All the world's a stage and all the men and women merely players. So what's playing at the St. Paul Theater today? A drama? Comedy? Murder mystery (more common at the Minneapolis Revue, from what I hear)? Lately, my personal storyline has stalled in the equivalent of a long-running sitcom's mid-season rut. My days and weeks are laid out in orderly fashion, each one resembling the last. The challenges of the past months (the season premiere, if you will) seem not so daunting any more. The tide of anxiety and self-doubt is making its exit. However, waiting in the wings to enter stage right lurks a new player, a member of the supporting cast beginning to break into the forefront of the action: loneliness.

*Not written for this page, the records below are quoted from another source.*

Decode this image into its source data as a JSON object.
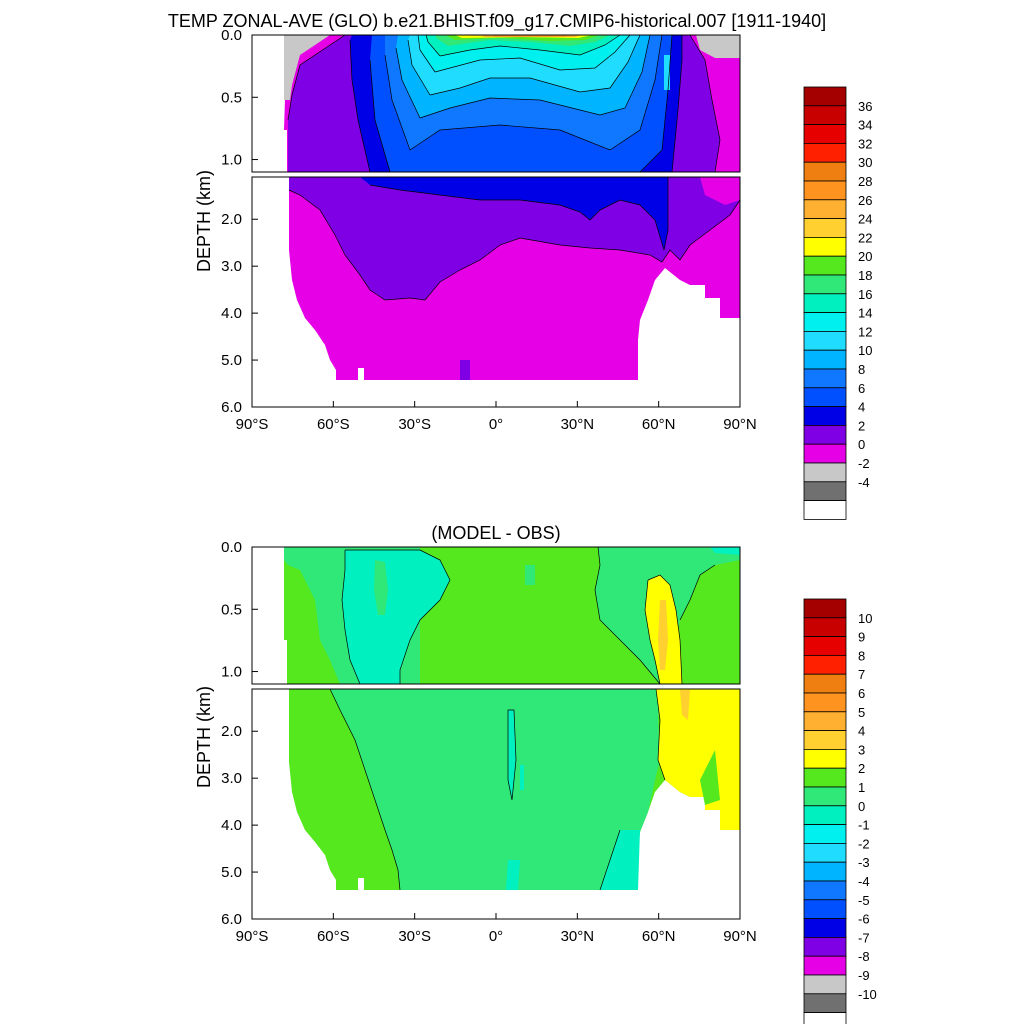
{
  "chart_data": [
    {
      "type": "contour",
      "title": "TEMP ZONAL-AVE (GLO) b.e21.BHIST.f09_g17.CMIP6-historical.007 [1911-1940]",
      "ylabel": "DEPTH (km)",
      "xlabel": "",
      "x_range": [
        -90,
        90
      ],
      "y_range_upper_km": [
        0.0,
        1.1
      ],
      "y_range_lower_km": [
        1.1,
        6.0
      ],
      "x_ticks": [
        "90°S",
        "60°S",
        "30°S",
        "0°",
        "30°N",
        "60°N",
        "90°N"
      ],
      "y_ticks_upper": [
        "0.0",
        "0.5",
        "1.0"
      ],
      "y_ticks_lower": [
        "2.0",
        "3.0",
        "4.0",
        "5.0",
        "6.0"
      ],
      "colorbar": {
        "labels": [
          "36",
          "34",
          "32",
          "30",
          "28",
          "26",
          "24",
          "22",
          "20",
          "18",
          "16",
          "14",
          "12",
          "10",
          "8",
          "6",
          "4",
          "2",
          "0",
          "-2",
          "-4"
        ],
        "colors": [
          "#a50000",
          "#c80000",
          "#e60000",
          "#ff2000",
          "#ef7f10",
          "#ff9320",
          "#ffb030",
          "#ffd030",
          "#ffff00",
          "#55e81f",
          "#30e878",
          "#00f0c0",
          "#00f0f0",
          "#20dcff",
          "#00b4ff",
          "#0f78ff",
          "#0050ff",
          "#0000e6",
          "#8000e6",
          "#e600e6",
          "#c8c8c8",
          "#707070",
          "#ffffff"
        ]
      }
    },
    {
      "type": "contour",
      "title": "(MODEL - OBS)",
      "ylabel": "DEPTH (km)",
      "xlabel": "",
      "x_range": [
        -90,
        90
      ],
      "y_range_upper_km": [
        0.0,
        1.1
      ],
      "y_range_lower_km": [
        1.1,
        6.0
      ],
      "x_ticks": [
        "90°S",
        "60°S",
        "30°S",
        "0°",
        "30°N",
        "60°N",
        "90°N"
      ],
      "y_ticks_upper": [
        "0.0",
        "0.5",
        "1.0"
      ],
      "y_ticks_lower": [
        "2.0",
        "3.0",
        "4.0",
        "5.0",
        "6.0"
      ],
      "colorbar": {
        "labels": [
          "10",
          "9",
          "8",
          "7",
          "6",
          "5",
          "4",
          "3",
          "2",
          "1",
          "0",
          "-1",
          "-2",
          "-3",
          "-4",
          "-5",
          "-6",
          "-7",
          "-8",
          "-9",
          "-10"
        ],
        "colors": [
          "#a50000",
          "#c80000",
          "#e60000",
          "#ff2000",
          "#ef7f10",
          "#ff9320",
          "#ffb030",
          "#ffd030",
          "#ffff00",
          "#55e81f",
          "#30e878",
          "#00f0c0",
          "#00f0f0",
          "#20dcff",
          "#00b4ff",
          "#0f78ff",
          "#0050ff",
          "#0000e6",
          "#8000e6",
          "#e600e6",
          "#c8c8c8",
          "#707070",
          "#ffffff"
        ]
      }
    }
  ]
}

Undoubtedly, St. Paul is now my home, and as Dorothy asserted, there's no place like it. However, there's no people like family and no substitute for a much-needed hug every now and again. I may not be homesick, but I am most definitely people-sick (not to mean that I'm sick of people, though that may often be the case, but for people).

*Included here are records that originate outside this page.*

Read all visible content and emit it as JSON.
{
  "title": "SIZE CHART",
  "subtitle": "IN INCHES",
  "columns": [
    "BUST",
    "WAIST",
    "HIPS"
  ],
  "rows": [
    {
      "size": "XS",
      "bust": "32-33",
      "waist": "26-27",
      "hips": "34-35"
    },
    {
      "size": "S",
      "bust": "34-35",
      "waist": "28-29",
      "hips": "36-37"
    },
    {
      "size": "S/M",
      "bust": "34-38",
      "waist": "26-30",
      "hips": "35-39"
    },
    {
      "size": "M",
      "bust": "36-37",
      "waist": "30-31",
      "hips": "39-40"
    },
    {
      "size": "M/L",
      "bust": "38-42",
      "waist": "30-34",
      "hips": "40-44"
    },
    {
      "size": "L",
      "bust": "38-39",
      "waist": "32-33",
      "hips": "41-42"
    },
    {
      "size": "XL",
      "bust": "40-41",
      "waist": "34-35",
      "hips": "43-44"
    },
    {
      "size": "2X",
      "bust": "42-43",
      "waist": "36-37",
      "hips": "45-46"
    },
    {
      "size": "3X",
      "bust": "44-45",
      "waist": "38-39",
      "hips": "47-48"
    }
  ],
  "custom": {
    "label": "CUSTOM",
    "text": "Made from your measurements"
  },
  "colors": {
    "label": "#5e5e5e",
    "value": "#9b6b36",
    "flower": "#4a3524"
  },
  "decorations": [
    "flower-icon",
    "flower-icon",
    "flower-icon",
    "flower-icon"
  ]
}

As the star of this drama (or maybe director, at moments when I feel a bit more in control of my own destiny), I feel obligated to, like the real stars do, thank those people, my supporting cast, without whom my role in this adventure of a new life and vet school would never have happened. They're the ones who flesh out my story lines when I as a writer can't come up with decent material (it's amazing how entertaining one's parents become when they take up hobbies to alleviate the empty nest syndrome), who toil away behind the scenes to make sure everything is held together, who pray and call and send cards and give love from half a world away. Thank you and God bless you to everyone who helps me keep it together when my hold on my responsibilities, work load, and sanity is tenuous and I feel as if this grand production in which I star is about to "jump the shark."